Sterilisasi dengan cara penyaringan ini, digunakan secara luas pada industri obat terutama penggunaan larutan yang bersifat labil terhadap panas. Penyaringan mempunyai faedah yang berlainan dengan jenis-jenis sterilisasi yang lain. Penyaringan ini menghilangkan mikroorganisme, dan juga menghilangkan hasil-hasil metabolik yang terlarut, misalnya toksin, pyrogen dan bentuk-bentuk yang serupa. Cara ini digunakan juga secara luas pada industri minuman keras. Misalnya untuk menjernihkan bir dan menghilangkan khamir-khamir pada akhir fermentasi. Dalam hal ini penyaring yang relatif kasar dapat digunakan, karena partikel-partikel yang akan dihilangkan ialah khamir-khamir yang mempunyai ukuran lebih besar dari bakteri pada umumnya.
Sterilisasi dengan cara penyaringan ini, penting untuk mempertahankan kebersihan persediaan air dan digunakan secara umum. Ini bukanlah merupakan proses sterilisasi yang sesungguhnya, karena tidak dituntut untuk menghilangkan semua mikroorganisme, meskipun demikian penyaringan tersebut mengurangi jumlah klorin sampai pada tingkat yang cukup rendah, dimana klorin masih tetap efektif.
Type-type penyaring yang digunakan antara lain penyaring Chamberland dan penyaring Jenkin yang terbuat dari porselin, penyaring Berkefeld dan penyaring Mandler yang terbuat dari tanah diatom, penyaring yang dibuat dari serbuk kaca, penyaring yang terbuat dari asbes dan penyaring membran. Namun sekarang di industri-industri makanan dan minuman cara-cara ini sudah ditinggalkan karena banyak cara yang lebih efektif dan efisien. Sehingga tidak akan dibahas lebih jauh.


1.3. STERILISASI DENGAN RADIASI
Radiasi dalam dosis tertentu dapat mematikan mikroorganisme sehingga dapat digunakan untuk sterilisasi alat-alat.

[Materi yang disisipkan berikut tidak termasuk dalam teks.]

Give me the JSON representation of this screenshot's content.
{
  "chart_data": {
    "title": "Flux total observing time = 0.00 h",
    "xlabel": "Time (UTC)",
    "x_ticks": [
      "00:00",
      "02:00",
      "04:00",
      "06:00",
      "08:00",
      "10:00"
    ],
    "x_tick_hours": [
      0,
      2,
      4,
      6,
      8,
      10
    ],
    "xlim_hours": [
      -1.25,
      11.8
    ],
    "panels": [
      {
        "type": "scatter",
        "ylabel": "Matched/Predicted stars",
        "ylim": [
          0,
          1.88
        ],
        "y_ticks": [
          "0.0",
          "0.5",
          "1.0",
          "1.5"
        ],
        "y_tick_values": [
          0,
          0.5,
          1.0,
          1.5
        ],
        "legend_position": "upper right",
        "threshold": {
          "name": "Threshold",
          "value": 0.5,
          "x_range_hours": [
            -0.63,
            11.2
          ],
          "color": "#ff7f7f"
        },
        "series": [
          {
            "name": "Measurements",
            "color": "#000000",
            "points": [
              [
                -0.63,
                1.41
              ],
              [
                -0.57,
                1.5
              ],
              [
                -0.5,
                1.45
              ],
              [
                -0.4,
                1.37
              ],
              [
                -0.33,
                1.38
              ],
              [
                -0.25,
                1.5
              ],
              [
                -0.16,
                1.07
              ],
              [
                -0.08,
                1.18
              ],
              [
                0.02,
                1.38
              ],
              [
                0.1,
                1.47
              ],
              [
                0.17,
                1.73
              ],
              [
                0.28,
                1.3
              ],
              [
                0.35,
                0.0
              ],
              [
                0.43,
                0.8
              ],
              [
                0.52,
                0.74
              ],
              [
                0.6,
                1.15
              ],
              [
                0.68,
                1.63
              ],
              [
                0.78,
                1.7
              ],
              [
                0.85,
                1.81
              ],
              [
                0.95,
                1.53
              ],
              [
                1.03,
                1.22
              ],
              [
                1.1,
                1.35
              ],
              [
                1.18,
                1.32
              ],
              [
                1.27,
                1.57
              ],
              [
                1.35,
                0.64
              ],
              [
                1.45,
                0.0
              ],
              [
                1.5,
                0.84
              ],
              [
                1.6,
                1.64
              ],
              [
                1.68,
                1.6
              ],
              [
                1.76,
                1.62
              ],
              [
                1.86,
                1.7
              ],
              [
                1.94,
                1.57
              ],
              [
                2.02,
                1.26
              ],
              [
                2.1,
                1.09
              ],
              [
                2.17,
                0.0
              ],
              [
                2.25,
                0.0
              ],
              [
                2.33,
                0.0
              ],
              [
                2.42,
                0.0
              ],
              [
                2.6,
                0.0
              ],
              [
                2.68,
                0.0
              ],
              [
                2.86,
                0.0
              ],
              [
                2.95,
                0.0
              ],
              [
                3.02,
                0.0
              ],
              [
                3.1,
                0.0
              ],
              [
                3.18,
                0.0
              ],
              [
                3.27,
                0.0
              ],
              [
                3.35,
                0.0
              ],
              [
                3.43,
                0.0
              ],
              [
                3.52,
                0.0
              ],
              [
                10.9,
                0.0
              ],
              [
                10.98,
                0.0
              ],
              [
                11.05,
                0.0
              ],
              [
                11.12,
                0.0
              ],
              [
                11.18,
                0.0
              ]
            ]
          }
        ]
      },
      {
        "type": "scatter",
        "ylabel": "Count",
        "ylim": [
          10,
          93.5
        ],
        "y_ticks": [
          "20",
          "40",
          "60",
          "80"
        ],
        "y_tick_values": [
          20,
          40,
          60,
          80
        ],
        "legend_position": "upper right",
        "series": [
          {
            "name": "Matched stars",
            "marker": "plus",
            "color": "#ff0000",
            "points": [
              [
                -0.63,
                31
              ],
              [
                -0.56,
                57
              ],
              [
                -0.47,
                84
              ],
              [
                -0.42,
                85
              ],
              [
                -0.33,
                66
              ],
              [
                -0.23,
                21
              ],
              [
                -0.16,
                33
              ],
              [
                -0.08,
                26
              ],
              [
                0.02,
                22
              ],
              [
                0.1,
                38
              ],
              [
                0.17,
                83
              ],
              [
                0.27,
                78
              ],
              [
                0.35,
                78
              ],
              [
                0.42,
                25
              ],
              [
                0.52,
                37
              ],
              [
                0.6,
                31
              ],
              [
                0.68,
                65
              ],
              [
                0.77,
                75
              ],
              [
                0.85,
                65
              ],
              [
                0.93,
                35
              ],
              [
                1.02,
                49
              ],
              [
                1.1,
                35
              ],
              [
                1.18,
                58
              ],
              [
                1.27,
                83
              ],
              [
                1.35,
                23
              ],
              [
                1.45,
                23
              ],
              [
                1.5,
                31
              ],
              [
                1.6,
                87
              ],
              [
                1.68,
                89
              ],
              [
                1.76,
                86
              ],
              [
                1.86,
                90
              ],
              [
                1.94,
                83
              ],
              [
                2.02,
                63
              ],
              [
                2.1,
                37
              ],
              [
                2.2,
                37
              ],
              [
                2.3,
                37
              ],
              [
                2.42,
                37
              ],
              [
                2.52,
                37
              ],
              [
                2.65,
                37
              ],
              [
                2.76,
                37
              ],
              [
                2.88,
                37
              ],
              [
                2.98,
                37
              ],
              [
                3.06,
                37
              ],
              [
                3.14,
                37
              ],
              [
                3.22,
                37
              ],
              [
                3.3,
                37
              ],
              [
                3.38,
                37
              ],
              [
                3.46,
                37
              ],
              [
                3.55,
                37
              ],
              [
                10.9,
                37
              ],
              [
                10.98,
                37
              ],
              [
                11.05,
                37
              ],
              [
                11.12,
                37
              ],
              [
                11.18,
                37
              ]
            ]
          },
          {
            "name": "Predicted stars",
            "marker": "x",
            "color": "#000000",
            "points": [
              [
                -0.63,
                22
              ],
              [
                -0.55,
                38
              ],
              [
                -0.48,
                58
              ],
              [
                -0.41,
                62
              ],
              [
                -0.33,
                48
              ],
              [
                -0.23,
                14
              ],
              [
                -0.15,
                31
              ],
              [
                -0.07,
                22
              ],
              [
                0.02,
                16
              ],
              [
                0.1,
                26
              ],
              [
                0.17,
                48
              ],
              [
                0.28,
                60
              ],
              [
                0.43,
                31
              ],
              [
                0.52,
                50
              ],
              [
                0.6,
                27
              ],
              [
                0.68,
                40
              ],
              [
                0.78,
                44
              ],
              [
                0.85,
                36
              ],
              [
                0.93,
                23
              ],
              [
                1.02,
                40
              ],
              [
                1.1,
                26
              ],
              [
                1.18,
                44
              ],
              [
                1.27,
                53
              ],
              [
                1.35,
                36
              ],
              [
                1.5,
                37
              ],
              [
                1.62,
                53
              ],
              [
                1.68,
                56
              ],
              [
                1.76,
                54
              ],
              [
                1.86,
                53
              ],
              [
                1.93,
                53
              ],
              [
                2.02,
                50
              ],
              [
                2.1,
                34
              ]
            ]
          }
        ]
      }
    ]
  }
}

Sterilisasi dengan cara radiasi mempunyai beberapa keunggulan jika dibandingkan dengan sterilisai konvensional (menggunakan bahan kimia), yaitu : 
a)    Sterilisasi radiasi lebih sempurna dalam mematikan mikroorganisme
b)    Sterilisasi radiasi tidak meninggalkan residu kimia
c)    Karena dikemas dulu baru disterilisasi maka alat tersebut tidak mungkin tercemar mikroorganisme lagi sampai kemasan terbuka. Sedangkan dengan bahan kimia, setelah sterilisasi selanjutnya dikemas, jadi ada kemungkinan kontaminasi kembali pada proses pengemasannya (Arma, 2004).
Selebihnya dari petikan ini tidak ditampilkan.